A presença constante de um representante do Estado dentro do forte é algo novo. E, antes de se ajustarem – capoeira e o Poder Público, – tensões se formam. Os capoeiristas ainda não engoliram a rusga criada no último 20 de novembro, dia da Consciência Negra. Com uma programação definida, com várias rodas para comemorar a data, receberam ofício 48 horas antes solicitando que a programação fosse suspensa para que fosse realizada uma premiação de uma regata internacional que acabava de acontecer. “Foi um desrespeito e não mudamos nada”, reclama o mestre Moraes. Os dois eventos aconteceram simultaneamente.

Um mês depois, a paz está selada. Ou não, pode ser apenas uma trégua. E a renovação é necessária e aí gritam lá do largo perguntando ao seu vigia se o espaço está aberto à visitação.
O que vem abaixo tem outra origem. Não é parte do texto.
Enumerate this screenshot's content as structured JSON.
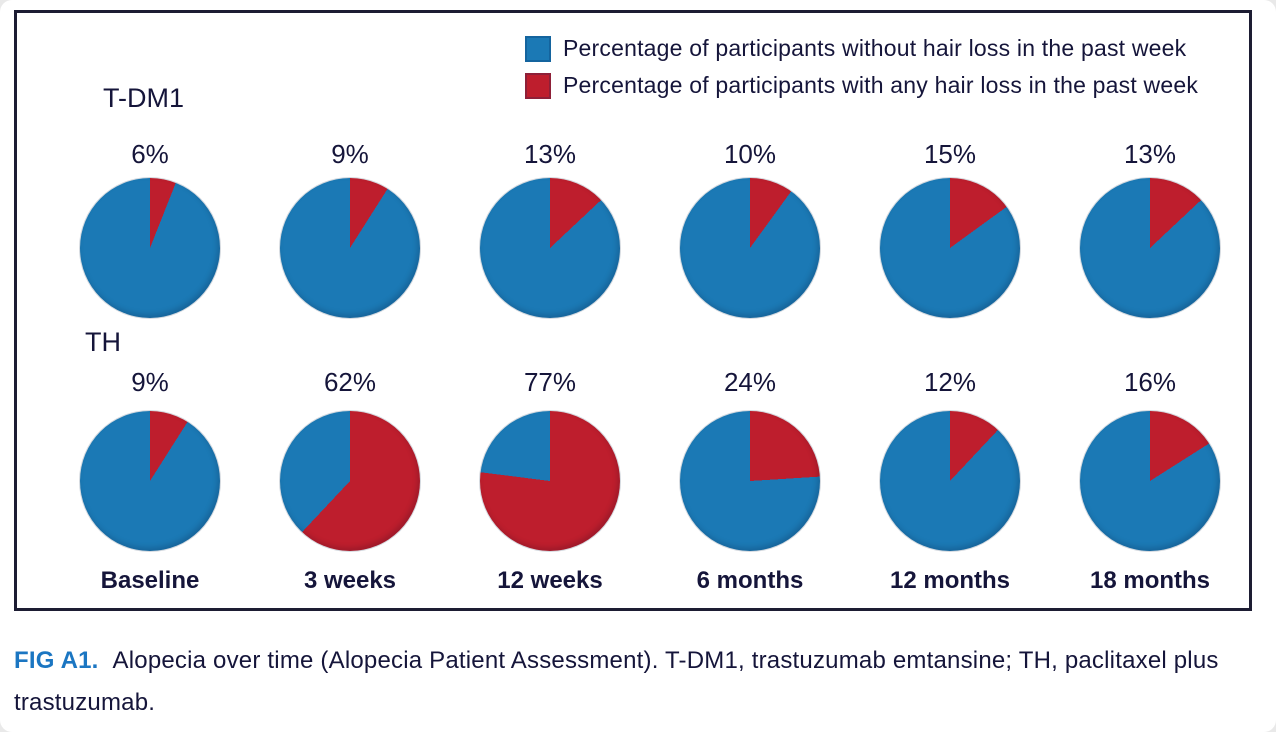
{
  "colors": {
    "without_hair_loss": "#1b79b5",
    "with_hair_loss": "#be1e2d",
    "text": "#15153a",
    "frame_border": "#1d1d33",
    "caption_tag": "#1b76c2"
  },
  "legend": {
    "items": [
      {
        "icon": "blue-swatch-icon",
        "color": "#1b79b5",
        "label": "Percentage of participants without hair loss in the past week"
      },
      {
        "icon": "red-swatch-icon",
        "color": "#be1e2d",
        "label": "Percentage of participants with any hair loss in the past week"
      }
    ]
  },
  "chart_data": {
    "type": "pie",
    "description": "Two rows of six pie charts; red slice starts at 12 o'clock and sweeps clockwise, remainder blue",
    "categories": [
      "Baseline",
      "3 weeks",
      "12 weeks",
      "6 months",
      "12 months",
      "18 months"
    ],
    "series": [
      {
        "name": "T-DM1",
        "values": [
          6,
          9,
          13,
          10,
          15,
          13
        ],
        "value_labels": [
          "6%",
          "9%",
          "13%",
          "10%",
          "15%",
          "13%"
        ]
      },
      {
        "name": "TH",
        "values": [
          9,
          62,
          77,
          24,
          12,
          16
        ],
        "value_labels": [
          "9%",
          "62%",
          "77%",
          "24%",
          "12%",
          "16%"
        ]
      }
    ],
    "legend_entries": [
      "Percentage of participants without hair loss in the past week",
      "Percentage of participants with any hair loss in the past week"
    ],
    "legend_position": "top-right",
    "slice_colors": {
      "with_hair_loss": "#be1e2d",
      "without_hair_loss": "#1b79b5"
    }
  },
  "caption": {
    "tag": "FIG A1.",
    "text": "Alopecia over time (Alopecia Patient Assessment). T-DM1, trastuzumab emtansine; TH, paclitaxel plus trastuzumab."
  }
}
Resposta afirmativa, lá vem curioso o carpinteiro Leonardo Cruz, já sem as mãos dadas com o filho Júnior, 9 anos. Pára na cisterna recém-descoberta, espia as grandes fechadas que dão acesso aos salões. “Quero que meu filho seja capoeirista”, diz ele. “Já joguei muito, gostava daquela capoeira malandra”, sorri.

A noite chega. Com ela, mestre Moraes.
O Forte de Santo Antônio terá ainda muitos anos de vida.